Секса хочет… Но какой секс-то?! У меня со страха там всё сжалось, хуй – что дохлая селёдка! Так она мне дрочить начала! Чо дальше было, – не помню, короче. Я там отрубился потом…
Утром просыпаюсь. Встаю, из комнаты выхожу, значит… Там Тоня, короче. Кофе, значит, пьёт себе.
Говорит, так, мол, и так. Понравился ты мне, значит, ебёшься обалденно, это вот всё… Короче, хочу, говорит, чтоб ты любовником моим был.
А я-то разве против?! Я-то как раз не против ничуть! На том и порешили, значит. Я, короче, любовник её теперь.
Так, значит…
Вот так начался долгий (и даже немного мучительный) путь Дениска к вершинам богатства, славы и влияния.
Но достигнет он их позже, а потому вернёмся к делу.
Мои отношения с Денисом складывались в основном по тем же канонам, что и с остальными мальчиками. То есть никакой духовной близости между нами не было.
Только секс, – и ничего лишнего.
Такие отношения в нашей школе вообще считались единственно нормальными.

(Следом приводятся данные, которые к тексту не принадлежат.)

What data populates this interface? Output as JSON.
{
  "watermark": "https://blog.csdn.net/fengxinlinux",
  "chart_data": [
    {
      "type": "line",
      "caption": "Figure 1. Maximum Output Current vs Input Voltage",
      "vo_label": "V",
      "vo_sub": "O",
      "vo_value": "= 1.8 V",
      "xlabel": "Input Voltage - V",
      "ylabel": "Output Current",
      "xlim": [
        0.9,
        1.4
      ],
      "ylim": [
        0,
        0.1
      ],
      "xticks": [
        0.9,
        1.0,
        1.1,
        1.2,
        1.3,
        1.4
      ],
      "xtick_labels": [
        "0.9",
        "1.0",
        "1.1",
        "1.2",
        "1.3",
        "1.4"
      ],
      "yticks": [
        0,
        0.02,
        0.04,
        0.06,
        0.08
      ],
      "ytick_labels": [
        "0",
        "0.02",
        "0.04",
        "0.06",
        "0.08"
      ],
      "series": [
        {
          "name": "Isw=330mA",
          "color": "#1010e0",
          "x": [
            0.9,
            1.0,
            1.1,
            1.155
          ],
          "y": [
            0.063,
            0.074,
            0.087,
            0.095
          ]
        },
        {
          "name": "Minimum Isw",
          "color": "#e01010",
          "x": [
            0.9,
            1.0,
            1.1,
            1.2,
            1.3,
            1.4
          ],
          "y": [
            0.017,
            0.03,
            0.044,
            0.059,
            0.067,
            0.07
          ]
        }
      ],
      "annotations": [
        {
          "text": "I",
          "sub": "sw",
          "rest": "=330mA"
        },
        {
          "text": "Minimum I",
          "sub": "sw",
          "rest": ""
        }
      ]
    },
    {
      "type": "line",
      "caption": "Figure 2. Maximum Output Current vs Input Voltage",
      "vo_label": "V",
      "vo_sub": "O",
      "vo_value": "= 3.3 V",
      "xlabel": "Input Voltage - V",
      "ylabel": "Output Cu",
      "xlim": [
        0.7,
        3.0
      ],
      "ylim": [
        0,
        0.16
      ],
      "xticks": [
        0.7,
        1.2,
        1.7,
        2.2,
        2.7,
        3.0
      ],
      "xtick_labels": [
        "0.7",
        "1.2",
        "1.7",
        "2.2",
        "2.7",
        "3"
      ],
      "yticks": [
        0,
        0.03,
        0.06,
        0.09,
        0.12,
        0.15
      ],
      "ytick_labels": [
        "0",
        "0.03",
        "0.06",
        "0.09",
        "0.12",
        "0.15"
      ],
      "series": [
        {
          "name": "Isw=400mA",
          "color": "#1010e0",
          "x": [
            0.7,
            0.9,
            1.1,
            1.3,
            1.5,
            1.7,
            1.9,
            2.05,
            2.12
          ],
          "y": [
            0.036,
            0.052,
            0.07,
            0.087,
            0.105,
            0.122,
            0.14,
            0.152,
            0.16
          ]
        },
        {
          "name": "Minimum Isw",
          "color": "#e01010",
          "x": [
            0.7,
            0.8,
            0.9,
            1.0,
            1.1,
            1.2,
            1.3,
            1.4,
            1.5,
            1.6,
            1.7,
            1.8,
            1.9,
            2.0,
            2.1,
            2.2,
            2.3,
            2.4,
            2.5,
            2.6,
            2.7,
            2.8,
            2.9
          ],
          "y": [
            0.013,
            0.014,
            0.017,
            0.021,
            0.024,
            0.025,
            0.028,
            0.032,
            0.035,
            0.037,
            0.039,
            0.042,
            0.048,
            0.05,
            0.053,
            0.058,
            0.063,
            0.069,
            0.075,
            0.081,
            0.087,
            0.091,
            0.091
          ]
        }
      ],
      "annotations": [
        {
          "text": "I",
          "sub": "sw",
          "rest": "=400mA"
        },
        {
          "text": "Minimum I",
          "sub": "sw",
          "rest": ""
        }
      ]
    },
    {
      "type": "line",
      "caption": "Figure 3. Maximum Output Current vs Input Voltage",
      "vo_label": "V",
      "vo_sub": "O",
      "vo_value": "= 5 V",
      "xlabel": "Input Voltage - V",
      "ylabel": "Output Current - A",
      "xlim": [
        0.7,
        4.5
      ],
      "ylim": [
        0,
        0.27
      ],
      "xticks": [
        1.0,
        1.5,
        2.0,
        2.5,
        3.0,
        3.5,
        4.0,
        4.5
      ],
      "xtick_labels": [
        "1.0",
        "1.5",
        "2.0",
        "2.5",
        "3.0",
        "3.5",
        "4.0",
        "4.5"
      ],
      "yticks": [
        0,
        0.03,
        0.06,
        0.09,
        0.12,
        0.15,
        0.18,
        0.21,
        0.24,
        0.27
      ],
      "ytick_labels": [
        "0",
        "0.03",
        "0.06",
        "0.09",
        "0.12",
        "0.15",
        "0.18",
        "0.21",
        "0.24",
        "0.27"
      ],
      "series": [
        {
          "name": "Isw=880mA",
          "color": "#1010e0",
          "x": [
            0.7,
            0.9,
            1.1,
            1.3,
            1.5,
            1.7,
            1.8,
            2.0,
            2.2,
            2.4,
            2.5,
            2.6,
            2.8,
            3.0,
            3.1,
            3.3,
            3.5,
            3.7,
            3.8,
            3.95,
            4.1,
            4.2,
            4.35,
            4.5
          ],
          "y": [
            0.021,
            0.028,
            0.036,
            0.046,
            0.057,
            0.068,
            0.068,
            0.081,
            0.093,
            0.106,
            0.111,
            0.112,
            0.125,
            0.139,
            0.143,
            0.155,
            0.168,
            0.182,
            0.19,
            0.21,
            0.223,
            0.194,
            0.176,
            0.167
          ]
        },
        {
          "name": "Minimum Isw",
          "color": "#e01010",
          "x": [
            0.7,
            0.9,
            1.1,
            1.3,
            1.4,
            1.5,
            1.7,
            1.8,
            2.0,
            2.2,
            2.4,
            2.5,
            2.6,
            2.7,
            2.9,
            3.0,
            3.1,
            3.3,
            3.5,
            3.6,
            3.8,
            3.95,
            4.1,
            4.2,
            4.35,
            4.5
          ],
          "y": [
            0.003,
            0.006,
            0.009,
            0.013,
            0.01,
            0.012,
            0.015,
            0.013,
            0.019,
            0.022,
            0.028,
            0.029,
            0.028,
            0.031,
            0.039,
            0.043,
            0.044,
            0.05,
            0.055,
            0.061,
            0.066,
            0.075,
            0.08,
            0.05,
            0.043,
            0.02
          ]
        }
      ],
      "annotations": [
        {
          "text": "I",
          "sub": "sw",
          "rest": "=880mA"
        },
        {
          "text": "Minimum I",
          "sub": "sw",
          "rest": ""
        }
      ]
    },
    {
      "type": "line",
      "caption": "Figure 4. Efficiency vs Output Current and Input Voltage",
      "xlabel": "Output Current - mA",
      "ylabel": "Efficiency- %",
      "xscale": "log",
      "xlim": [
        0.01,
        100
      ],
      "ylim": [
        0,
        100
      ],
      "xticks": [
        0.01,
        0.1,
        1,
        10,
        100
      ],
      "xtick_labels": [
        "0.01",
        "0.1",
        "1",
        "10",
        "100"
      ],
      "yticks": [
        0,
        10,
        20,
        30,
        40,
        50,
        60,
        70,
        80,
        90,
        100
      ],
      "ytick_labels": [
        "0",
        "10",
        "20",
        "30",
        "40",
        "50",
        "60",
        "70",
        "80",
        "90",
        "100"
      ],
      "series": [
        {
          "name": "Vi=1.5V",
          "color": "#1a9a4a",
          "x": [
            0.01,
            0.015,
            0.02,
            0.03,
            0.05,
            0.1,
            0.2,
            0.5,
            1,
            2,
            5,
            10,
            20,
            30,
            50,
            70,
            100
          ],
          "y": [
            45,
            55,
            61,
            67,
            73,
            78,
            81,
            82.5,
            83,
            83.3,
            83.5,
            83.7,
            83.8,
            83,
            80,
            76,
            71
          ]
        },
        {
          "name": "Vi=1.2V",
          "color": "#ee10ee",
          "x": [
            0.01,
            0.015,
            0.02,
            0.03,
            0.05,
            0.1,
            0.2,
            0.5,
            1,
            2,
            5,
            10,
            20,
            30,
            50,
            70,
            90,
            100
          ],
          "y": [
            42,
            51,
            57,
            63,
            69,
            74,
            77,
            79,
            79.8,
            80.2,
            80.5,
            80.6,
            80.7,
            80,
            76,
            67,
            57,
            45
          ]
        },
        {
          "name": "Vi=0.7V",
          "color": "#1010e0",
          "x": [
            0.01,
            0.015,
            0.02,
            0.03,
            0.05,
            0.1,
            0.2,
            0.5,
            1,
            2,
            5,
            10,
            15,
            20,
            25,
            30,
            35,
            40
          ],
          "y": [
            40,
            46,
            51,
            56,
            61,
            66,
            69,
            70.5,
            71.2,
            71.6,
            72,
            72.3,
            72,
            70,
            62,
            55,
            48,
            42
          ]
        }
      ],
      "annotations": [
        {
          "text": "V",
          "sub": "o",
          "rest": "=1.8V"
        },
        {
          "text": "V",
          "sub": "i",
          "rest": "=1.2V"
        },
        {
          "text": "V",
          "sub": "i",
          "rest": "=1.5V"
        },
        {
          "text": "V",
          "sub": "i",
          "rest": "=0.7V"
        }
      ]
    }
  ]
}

Секс у нас воспринимался в сугубо утилитарном ключе, как простое развлечение, ни к чему не обязывающее совместное удовольствие, чистый гедонизм (хотя это слово у нас мало кто знал).
В нём не было ничего сакрального. Это всё равно, что пивка попить вместе. То есть вообще не тема.
Кстати, про пивко ещё надо сказать.
На Большой Филёвской, буквально в двух шагах от школы, находился (да и сейчас, пожалуй, ещё находится) один замечательный бар.
Названия он не имел.
Просто бар, – и всё тут.
В народе же его прозвали так: хуёвый бар для школьников. Тут уж, как говорится, ни убавить, ни прибавить.
Да, всё-таки народное название – самое точное. Лучше об этом месте и не скажешь.